5. Accepter la proposition de dialogue direct c’est comme accepter que les lois intérieures américaines s’imposent désormais en tant que règles générales dominant les négociations. Cela signifierait une acceptation de l’hégémonie de la partie d’en face, en échange de soi-disant concessions déterminées par les observatoires d’idées occidentaux. D’ailleurs, les décrets présidentiels de Joe Biden ont une garantie d’exécution d’au maximum deux ans ; tandis que les chances du parti démocrate américain de remporter les futures élections du Congrès sont minces.

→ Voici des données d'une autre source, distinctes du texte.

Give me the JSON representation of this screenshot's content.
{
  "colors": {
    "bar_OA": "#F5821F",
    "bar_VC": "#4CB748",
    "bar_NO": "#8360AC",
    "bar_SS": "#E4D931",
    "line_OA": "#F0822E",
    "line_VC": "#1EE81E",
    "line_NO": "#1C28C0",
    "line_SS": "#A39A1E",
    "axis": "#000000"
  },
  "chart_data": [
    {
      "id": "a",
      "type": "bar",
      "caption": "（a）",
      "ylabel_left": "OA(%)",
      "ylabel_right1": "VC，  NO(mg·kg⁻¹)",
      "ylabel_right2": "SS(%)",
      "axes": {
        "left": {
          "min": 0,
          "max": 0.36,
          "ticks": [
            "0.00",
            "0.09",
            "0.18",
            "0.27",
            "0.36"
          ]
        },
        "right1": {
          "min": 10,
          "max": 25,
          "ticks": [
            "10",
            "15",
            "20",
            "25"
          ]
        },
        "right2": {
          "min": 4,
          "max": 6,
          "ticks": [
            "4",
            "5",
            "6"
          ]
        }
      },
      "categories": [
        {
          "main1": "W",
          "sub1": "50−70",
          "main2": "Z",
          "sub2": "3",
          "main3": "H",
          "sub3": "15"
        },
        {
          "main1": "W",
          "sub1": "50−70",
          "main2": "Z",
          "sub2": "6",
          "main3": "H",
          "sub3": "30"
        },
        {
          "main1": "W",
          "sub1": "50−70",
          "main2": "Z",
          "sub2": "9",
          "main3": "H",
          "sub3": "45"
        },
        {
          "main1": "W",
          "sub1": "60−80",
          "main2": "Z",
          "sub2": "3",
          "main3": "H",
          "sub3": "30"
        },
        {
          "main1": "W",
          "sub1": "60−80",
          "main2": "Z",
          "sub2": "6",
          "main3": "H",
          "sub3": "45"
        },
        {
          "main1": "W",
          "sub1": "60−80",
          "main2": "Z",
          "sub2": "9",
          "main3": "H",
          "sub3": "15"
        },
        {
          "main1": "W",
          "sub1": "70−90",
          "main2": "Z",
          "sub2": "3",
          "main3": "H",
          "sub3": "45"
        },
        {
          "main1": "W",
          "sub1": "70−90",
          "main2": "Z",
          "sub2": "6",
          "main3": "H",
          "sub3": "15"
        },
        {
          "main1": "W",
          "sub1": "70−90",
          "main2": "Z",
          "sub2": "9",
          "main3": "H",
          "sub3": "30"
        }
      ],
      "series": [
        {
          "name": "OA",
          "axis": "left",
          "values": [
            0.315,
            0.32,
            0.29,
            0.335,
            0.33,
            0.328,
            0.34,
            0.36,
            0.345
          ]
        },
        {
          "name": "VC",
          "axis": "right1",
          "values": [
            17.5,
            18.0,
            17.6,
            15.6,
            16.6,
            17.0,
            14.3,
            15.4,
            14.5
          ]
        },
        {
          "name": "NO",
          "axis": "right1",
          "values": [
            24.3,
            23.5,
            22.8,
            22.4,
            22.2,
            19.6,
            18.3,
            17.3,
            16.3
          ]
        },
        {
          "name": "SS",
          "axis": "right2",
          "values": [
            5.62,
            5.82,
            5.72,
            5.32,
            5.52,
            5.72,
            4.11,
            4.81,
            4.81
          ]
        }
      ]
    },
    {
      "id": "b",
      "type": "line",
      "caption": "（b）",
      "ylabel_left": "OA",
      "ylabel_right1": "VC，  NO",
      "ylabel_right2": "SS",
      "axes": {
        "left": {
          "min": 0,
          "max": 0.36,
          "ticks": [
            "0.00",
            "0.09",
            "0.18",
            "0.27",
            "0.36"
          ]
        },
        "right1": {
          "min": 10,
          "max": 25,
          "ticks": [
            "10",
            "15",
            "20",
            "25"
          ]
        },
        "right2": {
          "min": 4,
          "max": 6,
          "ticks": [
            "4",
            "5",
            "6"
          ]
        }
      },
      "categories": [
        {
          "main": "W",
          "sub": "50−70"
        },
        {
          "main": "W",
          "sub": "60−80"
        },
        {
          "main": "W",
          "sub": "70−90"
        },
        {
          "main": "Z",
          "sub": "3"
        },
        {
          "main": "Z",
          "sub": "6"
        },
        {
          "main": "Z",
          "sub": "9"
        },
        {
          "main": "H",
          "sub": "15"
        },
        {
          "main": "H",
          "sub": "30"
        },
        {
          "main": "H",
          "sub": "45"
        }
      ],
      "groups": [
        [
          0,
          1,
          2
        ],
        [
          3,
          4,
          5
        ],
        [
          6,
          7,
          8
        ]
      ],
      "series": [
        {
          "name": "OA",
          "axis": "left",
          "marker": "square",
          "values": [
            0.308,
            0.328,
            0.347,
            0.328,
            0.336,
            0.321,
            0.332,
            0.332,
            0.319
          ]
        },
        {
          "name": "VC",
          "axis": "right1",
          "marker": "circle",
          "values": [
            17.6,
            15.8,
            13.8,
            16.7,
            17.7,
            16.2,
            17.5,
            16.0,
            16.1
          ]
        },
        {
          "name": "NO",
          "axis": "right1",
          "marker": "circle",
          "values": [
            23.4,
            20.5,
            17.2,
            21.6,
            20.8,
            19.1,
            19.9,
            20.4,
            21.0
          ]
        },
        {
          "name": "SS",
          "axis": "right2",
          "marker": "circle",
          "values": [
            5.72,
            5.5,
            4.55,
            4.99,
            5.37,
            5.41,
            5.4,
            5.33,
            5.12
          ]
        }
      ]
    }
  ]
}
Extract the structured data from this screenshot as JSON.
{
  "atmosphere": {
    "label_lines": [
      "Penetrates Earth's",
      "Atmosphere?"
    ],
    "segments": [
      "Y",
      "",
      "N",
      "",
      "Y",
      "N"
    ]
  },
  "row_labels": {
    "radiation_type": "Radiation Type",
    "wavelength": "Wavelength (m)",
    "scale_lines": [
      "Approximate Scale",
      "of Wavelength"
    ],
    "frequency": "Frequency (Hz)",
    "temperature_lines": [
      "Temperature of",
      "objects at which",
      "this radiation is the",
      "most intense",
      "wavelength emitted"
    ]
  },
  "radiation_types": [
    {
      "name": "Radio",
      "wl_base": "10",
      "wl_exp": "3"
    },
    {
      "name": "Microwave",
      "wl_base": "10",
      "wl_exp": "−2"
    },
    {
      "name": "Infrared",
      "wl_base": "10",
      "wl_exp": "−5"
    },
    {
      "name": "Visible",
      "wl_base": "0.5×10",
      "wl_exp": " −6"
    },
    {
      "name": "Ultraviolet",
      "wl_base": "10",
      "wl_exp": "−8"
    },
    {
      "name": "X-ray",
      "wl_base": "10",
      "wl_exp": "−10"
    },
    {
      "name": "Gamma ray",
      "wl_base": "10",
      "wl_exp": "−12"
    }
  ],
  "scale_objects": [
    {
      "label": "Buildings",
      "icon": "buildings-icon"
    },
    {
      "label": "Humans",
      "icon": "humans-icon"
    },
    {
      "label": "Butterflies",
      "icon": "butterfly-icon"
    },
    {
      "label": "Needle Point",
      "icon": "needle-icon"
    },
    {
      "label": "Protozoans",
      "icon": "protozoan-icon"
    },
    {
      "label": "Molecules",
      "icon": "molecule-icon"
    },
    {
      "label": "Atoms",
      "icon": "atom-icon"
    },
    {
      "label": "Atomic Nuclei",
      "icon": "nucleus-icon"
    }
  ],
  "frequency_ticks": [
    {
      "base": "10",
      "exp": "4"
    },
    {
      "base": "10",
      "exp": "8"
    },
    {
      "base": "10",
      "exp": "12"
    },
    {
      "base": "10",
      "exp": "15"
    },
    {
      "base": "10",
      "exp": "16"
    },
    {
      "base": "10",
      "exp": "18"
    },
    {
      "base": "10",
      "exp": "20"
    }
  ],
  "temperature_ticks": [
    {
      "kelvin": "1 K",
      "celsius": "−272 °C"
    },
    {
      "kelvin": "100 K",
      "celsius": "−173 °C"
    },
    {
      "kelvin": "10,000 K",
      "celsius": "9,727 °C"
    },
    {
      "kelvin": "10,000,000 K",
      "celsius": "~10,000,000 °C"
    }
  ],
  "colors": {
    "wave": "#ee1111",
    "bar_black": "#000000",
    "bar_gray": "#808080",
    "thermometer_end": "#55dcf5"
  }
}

Bref, se précipiter vers un dialogue direct avec Washington sur fond du statu quo des négociations de Vienne réduirait à un « PGAC politique » le débat au sujet des avantages économiques d’une levée des sanctions imposées illégitimement à l’Iran. La diplomatie iranienne est donc consciente du fait que la réponse aux problèmes économiques issus des sanctions devrait être finalement d’ordre économique. Il n’y aura aucun autre raccourci dialogué.
Et si les Américains cherchent un nouvel arrangement sécuritaire régional à traves les négociations, l’Iran à son tour saura imposer son jeu à l’adversaire. Autrement dit, le niveau des progrès nucléaires iraniens est de nos jours beaucoup plus développé qu’en 2015, l’année où l’accord de Vienne a été signé. Pour leur part, les États-Unis ne seraient pas bien placés pour marchander au sujet de la loi Caatsa [qui impose des sanctions aux pays qui achètent des armes aux entreprises russes], et la loi ISA [qui porte amendement à la loi sur les sanctions contre l’Iran datant de 1996].
En outre, la « débandade » des terroristes du CentCom de la région ne vaut pas le coup que l’Iran la considère comme une concession arrachée aux Américains à l’issue de négociations ; par contre, c’est les Américains qui doivent lever toutes les sanctions imposées à l’Iran, pour se rassurer que leurs soldats puissent avoir un retrait « en sécurité » de l’Asie de l’Ouest jusqu’à la dernière personne.
Par ailleurs, l’autorité chancelante des alliés de Washington soucieux de trouver des partenaires pour l’OTAN dans la région du golfe Persique n’a rien à dire face à la puissance régionale de la RII. Au moment où la diplomatie iranienne est plus que jamais rassurée par les évolutions sur le terrain, une photo souvenir avec Joe Biden ne mériterait pas l’attention des Iraniens, au cas où les Américains auraient l’enfantine idée de la mettre sur la table de supposées négociations directes avec l’Iran.